NTI submitted that liability was plainly “arising out of or in any way connected with a defect in” the trailer and was therefore excluded. The plaintiff contended that the defect exclusion was limited by the concluding words “whilst it is being driven” and as the trailer was not being driven at the time, the defect exclusion did not apply. NTI submitted that the effect of the comma before the words “but in Queensland” was to make the succeeding words irrelevant to a vehicle, such as the trailer, which is registered in New South Wales.

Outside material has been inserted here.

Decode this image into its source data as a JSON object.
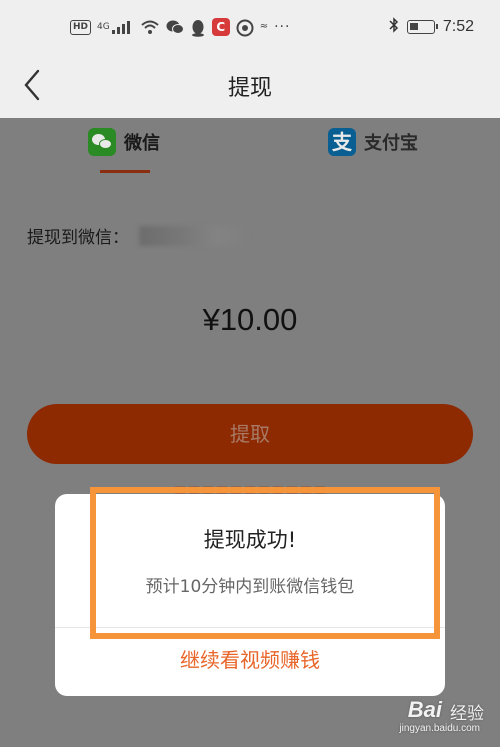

It was also argued that the defect exclusion did not apply to Popovic as his liability was not “arising out of or in any way connected with a defect” in the trailer as he was a mere driver of the trailer and not liable for any aspect of the defect itself.

The trial judge found that the defect exclusion was ambiguous as to whether the words “whilst it is being driven” applied to all or just some of the words after the comma. The entire clause showed that the draft person had not used commas in a consistent or orthodox way. Her Honor considered that she was required to construe the clause so as to avoid absurdity or commercial inconvenience having regard to the commercial purpose of the policy which required attention to be paid to “the genesis of the transaction, the background, the context, the market “in which parties were operating, as known to both parties[1].

The trial judge held that the surrounding circumstances can include the law itself, such as the compulsory third party (CTP) legislation in both Queensland and New South Wales. The trial judge held that the commercial purpose of the policy was to provide insurance cover for the vehicles listed in the schedule which was complementary to the cover provided by the CTP scheme. Using the contra proferentem maxim to assist in the resolution of the ambiguity, the trial judge found that NTI had failed to make it clear that the exclusion applied in the present case and was not persuaded that the words “whilst it is being driven” were confined to Queensland vehicles only, preferring an interpretation that the words are to be read as if a comma preceded them to indicate that the phase limits the operation of the exclusion. Such a construction advanced to the commercial purpose of the policy, taking into account the CTP scheme and was consistent with other exclusions in the policy.

For completeness, the trial judge held that Popovic’s liability arose out of and in connection with the defect, given the phrase “arising out of” and “in any way connected with” are words of wide import, because his failure to take steps notwithstanding his knowledge of the defect was what made him liable. That Popovic was not himself responsible for the defect was not the point.